After his death, in an interview with Prothom Alo, senior jail superintendent Md Gias Uddin said that Mushtaq Ahmed was very gentle and quiet. He was a good person. He did not complain about any issues. Ahmed read books about history and other subjects in prison. Gias Uddin also confirmed that Mushtaq was not suffering from any major illness. "We saw him taking only gastric tablets" he told journalists.

==Reactions==

===Domestic===

Ahmed's death sparked widespread protests across the country demanding justice, repeal of the Digital Security Act and release of all detainees under the act. During the march of 300 protesters at the University of Dhaka and at the National Press Club, security forces clashed with them. The students were chanting "justice" near the Dhaka University campus when police lashed out with batons and fired rubber bullets and tear gas rounds. Thirty activists were injured during the clash and six people were arrested by police. Journalists, civil society and many political parties including the Bangladesh Nationalist Party termed his death as state sponsored murder. Bangladesh's National Human Rights Commission said the state cannot avoid responsibility for the death which is a gross violation of human rights.

Responding to a query on Ahmed's death, the Prime Minister of Bangladesh - Sheikh Hasina, counter questioned, "What can be done if someone falls ill and dies?". "No death is desired. It is also not desired that unrest will be created", she added.

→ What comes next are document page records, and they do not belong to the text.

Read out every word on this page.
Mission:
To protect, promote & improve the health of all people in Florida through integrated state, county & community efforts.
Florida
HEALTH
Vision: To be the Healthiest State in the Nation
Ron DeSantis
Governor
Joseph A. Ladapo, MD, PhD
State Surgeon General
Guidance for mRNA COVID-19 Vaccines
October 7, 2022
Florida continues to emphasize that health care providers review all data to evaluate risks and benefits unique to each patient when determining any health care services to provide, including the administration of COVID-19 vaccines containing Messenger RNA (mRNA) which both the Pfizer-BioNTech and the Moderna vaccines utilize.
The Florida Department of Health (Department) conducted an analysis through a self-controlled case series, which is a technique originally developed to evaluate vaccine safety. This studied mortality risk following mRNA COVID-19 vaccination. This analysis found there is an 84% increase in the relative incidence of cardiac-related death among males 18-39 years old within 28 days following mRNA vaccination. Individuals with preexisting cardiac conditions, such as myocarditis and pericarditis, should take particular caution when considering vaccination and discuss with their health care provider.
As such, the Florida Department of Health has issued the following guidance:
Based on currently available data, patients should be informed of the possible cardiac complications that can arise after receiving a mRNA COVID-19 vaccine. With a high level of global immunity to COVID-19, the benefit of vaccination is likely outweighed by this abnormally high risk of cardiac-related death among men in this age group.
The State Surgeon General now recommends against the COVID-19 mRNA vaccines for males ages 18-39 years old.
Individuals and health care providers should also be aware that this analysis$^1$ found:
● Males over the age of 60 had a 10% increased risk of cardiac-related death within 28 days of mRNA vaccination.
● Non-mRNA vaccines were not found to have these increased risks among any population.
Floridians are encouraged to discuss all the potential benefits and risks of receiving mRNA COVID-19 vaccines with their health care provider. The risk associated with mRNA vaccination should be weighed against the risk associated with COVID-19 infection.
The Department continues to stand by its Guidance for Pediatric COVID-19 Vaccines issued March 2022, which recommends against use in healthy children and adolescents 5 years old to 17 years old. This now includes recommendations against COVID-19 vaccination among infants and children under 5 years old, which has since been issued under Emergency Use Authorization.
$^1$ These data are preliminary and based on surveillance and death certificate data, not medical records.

Asaduzzaman Khan Kamal, Home Minister of Bangladesh told journalists that Mushtaq Ahmed violated the law and there were cases against him. He also alleged that Mushtaq Ahmed hurt the faiths of others through his writing several times.

===International===
United Nations (UN) High Commissioner for Human Rights Michelle Bachelet urged independent investigation into Ahmed's death and overhaul of Digital Security Act. Thirteen diplomatic mission heads in Bangladesh - including France, the UK and the US, called on the Government of Bangladesh to conduct a swift and transparent inquiry into his death. They questioned Digital Security Act's compatibility with Bangladesh's obligations under international human rights laws and standards. Nine international human rights organizations have urged the Bangladesh government to repeal the Digital Security Act. They asked the UN to review Bangladesh's security forces' and law-enforcement agencies' participation in UN Peacekeeping Operations, given their concerning record of human rights abuses.

"Ahmed's death has sent a chill through Bangladesh civil society and should force the government into ending this peremptory treatment of peaceful criticism," said Brad Adams, Asia director of Human Rights Watch. "Posting satire about the ruling Awami League on Facebook should not amount to the equivalent of a death sentence", he added.

Aliya Iftikhar, Committee to Protect Journalists's senior Asia researcher said, "Mushtaq Ahmed's death in a Bangladeshi prison, where he never should have been detained in the first place, is a devastating and unconscionable loss".

The International Federation of Journalists general secretary, Anthony Bellanger, said, "We stand in solidarity with our colleagues in Bangladesh as they mourn the loss of Mushtaq Ahmed. This writer should have never been imprisoned let alone die in a high-security jail. This is a crime against freedom of expression. The long list of incarcerations against journalists and activists is evidence enough that The DSA must be urgently repealed."

Global association of writers, PEN International, demanded an independent and transparent investigation into writer Mushtaq's death in custody and also urged the Bangladesh government to immediately repeal the Digital Security Act.

==Aftermath==
On the sixth day of continued protests, cartoonist Kishore was granted bail, 10 months after his arrest. He was released from jail the next day.